Ask yourself questions like:
What are your product’s strengths and weaknesses? How could you improve on them?
How do your current solutions compare to your competitors’ solutions? Have they pivoted as well?
What qualities or disadvantages separate your business from the competition?
Most importantly: can you offer something that’s unique to you?
Do You Have Any Interesting Feedback From Customers?
No business strategy will ever bring more value than talking to your customers. If you can’t talk to them for whatever reason, do your best to listen to what they’ve been saying.
Look at their comments on social media. Emails support chats. Testimonials.
Have they asked for a product or service that you didn’t offer previously? Have they told you that they’d love it if your product had a specific feature? Pay attention to those details.
If you see any recurring feedback, it may be time to implement it. Because, as you know, nurturing new customers is far easier (and cheaper) than trying to acquire potentially unaware prospects.
What’s more, it proves you’ve listened to them!
Pre-Sell Your Solutions
Loyal customers love having access to perks and early-bird discounts. Is this an offer you might consider?
If the answer is yes, you can focus on pre-selling new products or courses before they’re on the market. Not only can this limited-time offer bring you some early revenue, but it also works as social proof for potential customers.
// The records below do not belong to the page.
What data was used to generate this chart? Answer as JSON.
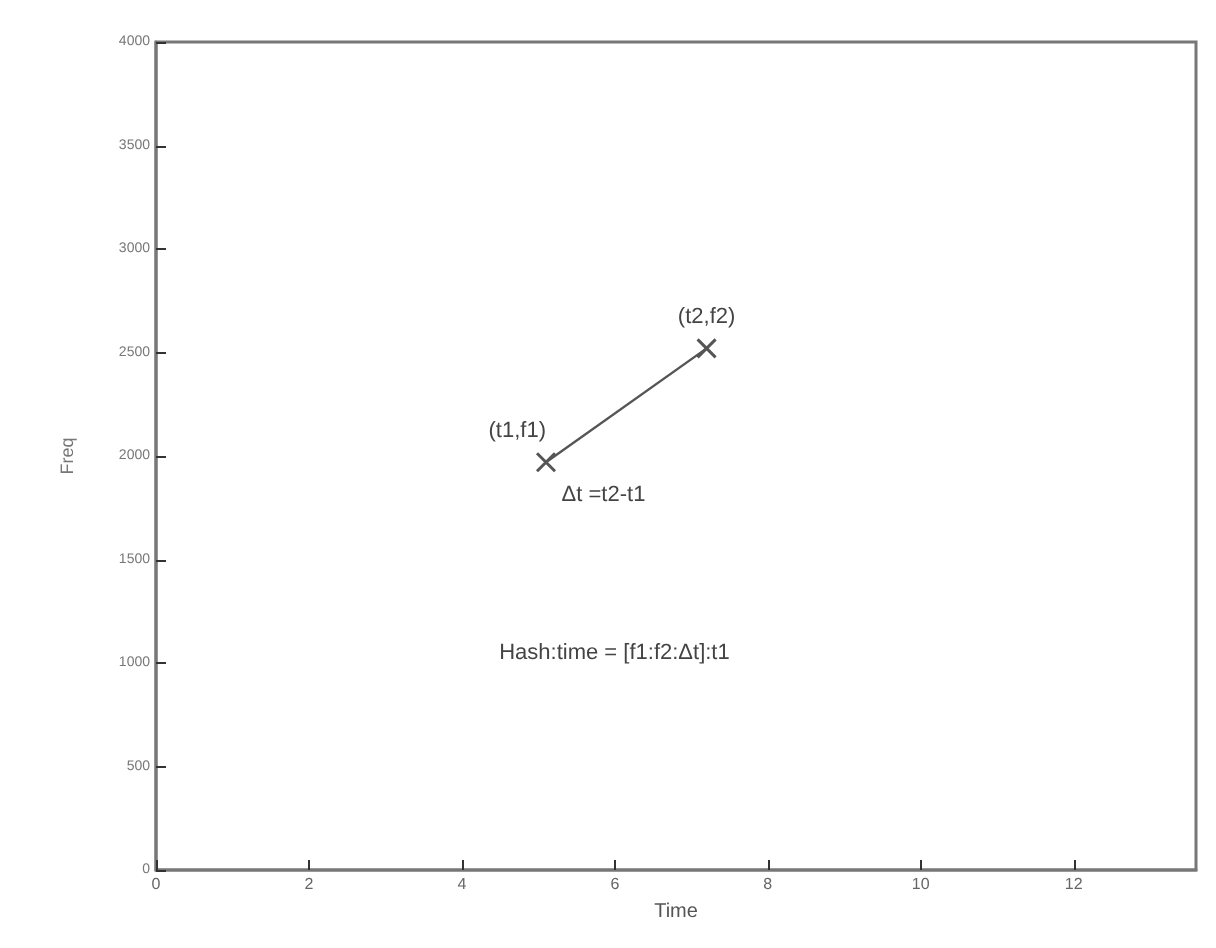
{
  "chart_data": {
    "type": "line",
    "xlabel": "Time",
    "ylabel": "Freq",
    "x": [
      5.1,
      7.2
    ],
    "series": [
      {
        "color": "#555555",
        "values": [
          1970,
          2520
        ]
      }
    ],
    "marker": "cross",
    "line_style": "solid",
    "xlim": [
      0,
      13.6
    ],
    "xticks": [
      0,
      2,
      4,
      6,
      8,
      10,
      12
    ],
    "ylim": [
      0,
      4000
    ],
    "yticks": [
      0,
      500,
      1000,
      1500,
      2000,
      2500,
      3000,
      3500,
      4000
    ],
    "grid": false,
    "annotations": [
      {
        "text": "(t1,f1)",
        "x": 5.1,
        "y": 1970
      },
      {
        "text": "(t2,f2)",
        "x": 7.2,
        "y": 2520
      },
      "Δt =t2-t1",
      "Hash:time = [f1:f2:Δt]:t1"
    ]
  }
}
If you can pre-sell something, that usually means customers are interested in getting this offer as soon as possible.
No matter the size of your business, it should be equipped to handle inevitable economic downturns. Even if it quakes in the beginning, you can still be successful by bringing in different sources of revenue.
Lastly, do your best to reframe periods of crisis into growth opportunities. After all, if you play your cards right, even a recession could be a propellant.